In my mind, I'm picturing a surfer -- actually a surfer's feet on the board, a surfer's body, swaying, adjusting to find that balance to stay on the board, to ride the wave. The surfer does that by feel, not consciously thinking, now I have to move my weight to my left foot to counterbalance the rising water on that side, and by practice. By the time that thought could arise and the body could respond, the balance would be gone and the surfer would be a swimmer. But practice -- failing to do it and falling in, over-compensating and falling the other way -- it becomes instinctive.
In meditation, we practice finding that mental balance. We find the focus -- the breath -- and rest attention there. But sometimes we grab onto it and tighten around it, squeezing it and creating tension. Sometimes we're too relaxed and lose track of the breath, wandering off into thoughts about other things or just spacing out.
We practice finding the balance with the breath. But we bring our balance into the world.
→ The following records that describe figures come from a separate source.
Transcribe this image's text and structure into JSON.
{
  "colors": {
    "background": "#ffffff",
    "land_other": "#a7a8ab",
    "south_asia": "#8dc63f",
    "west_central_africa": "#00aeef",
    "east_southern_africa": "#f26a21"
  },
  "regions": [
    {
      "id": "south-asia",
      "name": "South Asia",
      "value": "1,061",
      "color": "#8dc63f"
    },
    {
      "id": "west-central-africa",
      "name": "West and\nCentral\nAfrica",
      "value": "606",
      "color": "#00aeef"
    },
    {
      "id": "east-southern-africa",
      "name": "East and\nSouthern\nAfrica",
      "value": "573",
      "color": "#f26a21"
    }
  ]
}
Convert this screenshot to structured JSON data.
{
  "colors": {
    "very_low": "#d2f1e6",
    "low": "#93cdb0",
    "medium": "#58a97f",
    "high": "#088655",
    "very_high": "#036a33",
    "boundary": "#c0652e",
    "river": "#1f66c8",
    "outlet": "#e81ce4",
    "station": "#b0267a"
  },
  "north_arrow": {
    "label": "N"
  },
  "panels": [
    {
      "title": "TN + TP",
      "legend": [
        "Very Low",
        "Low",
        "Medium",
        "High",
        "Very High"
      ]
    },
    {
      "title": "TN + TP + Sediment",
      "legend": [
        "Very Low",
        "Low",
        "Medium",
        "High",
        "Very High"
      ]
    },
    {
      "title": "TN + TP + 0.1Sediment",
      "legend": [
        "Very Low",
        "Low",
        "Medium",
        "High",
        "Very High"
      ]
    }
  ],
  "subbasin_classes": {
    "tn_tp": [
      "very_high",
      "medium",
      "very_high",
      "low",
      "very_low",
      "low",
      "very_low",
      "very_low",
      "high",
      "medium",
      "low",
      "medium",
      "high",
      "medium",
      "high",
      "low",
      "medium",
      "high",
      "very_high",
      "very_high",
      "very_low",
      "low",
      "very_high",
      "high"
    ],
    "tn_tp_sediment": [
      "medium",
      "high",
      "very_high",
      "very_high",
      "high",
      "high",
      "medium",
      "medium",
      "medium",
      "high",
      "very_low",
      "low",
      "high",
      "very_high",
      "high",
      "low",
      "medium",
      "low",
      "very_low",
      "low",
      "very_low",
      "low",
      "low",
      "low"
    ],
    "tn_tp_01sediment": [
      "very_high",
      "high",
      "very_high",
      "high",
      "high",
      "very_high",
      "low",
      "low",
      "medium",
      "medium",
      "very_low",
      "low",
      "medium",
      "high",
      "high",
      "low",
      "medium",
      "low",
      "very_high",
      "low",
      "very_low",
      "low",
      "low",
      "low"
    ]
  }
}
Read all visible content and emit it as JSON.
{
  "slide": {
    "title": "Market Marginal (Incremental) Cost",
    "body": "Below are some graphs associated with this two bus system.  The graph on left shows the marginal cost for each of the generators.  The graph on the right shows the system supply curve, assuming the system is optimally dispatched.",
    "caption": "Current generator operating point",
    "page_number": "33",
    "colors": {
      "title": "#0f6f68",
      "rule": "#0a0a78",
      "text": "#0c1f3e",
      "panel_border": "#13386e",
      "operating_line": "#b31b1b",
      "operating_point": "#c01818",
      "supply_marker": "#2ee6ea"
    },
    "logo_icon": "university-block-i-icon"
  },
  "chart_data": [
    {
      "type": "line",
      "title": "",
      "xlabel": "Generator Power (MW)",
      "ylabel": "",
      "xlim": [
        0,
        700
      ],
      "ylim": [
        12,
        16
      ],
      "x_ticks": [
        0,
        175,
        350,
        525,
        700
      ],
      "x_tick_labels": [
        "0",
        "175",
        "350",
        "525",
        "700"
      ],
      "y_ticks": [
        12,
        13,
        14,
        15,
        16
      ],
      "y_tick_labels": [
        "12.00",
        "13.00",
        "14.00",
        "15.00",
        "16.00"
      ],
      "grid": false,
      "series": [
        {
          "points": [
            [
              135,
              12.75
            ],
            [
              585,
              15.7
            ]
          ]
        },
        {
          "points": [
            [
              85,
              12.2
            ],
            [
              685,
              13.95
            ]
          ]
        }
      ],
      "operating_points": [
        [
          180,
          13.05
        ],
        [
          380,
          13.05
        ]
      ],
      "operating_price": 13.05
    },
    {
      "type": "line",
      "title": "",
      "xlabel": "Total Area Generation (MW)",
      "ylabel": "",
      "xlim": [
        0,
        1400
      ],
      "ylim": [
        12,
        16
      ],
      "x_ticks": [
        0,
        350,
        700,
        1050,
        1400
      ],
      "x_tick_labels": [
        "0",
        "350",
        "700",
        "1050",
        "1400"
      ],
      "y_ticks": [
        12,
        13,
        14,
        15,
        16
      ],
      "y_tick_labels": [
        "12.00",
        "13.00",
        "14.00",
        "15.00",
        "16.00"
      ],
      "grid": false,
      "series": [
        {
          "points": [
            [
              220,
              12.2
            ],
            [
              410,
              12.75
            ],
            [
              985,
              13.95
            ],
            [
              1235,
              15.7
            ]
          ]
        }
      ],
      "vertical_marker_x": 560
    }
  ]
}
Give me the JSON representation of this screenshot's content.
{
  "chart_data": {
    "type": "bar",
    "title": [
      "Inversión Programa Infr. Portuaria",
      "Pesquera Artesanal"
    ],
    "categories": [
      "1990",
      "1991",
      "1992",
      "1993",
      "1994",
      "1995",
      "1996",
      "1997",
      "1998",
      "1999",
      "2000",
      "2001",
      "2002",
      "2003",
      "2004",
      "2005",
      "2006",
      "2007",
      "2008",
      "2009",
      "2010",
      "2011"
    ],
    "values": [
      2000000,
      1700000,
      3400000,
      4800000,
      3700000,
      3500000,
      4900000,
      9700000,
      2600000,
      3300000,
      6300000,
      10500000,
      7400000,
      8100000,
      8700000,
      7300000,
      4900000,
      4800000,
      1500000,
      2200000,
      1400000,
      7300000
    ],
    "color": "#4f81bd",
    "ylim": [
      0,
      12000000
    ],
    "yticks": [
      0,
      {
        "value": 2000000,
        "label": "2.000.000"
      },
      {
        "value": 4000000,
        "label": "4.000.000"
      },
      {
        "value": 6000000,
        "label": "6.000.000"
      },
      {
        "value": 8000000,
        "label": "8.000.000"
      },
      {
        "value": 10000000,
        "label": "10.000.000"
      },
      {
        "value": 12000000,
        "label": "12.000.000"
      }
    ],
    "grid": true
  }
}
To me, tightening my attention on the breath, grasping onto it, is the same feeling I get when I grab onto an idea of how the world should be. I can't see other options, I can't wait for this thing to arrive, I don't understand why everyone doesn't agree with me. It's a small, closed space of shallow, tight breaths.
When I loosen up, I see there's more space. My chest expands, my belly relaxes. There is air, there is room, there is no need to look ahead to the next breath -- just this one is enough. Just this one is wonderful. But staying with this one breath is important.
Sharon Salzberg writes:
When your attention is diffuse, it’s like a broad, weak beam of light that doesn’t reveal much. Concentration brings the weak beam down to a single, sharply focused, supremely bright, exponentially more illuminating point.How can the breath be illuminating? It's just the breath; it happens whether we think about it or not. If it's not a problem, why should we notice it?
I recently heard Kate Bornstein talk about gender and aging and her Zen practice, which is to contemplate the koan, The way you do one thing is the way you do everything.
Maybe the way we approach the breath is the way we approach everything: Grasping or ignoring, chasing or controlling it, critiquing it and our powers of observing it. Maybe if we can find ease and balance with the breath, we can find that with other things in our lives. If we can stay with one breath, we can stay with one thought or one conversation instead of anticipating the next one. We can greet its arising, appreciate its fullness, and release it without regret.
It's just breath. And it's everything.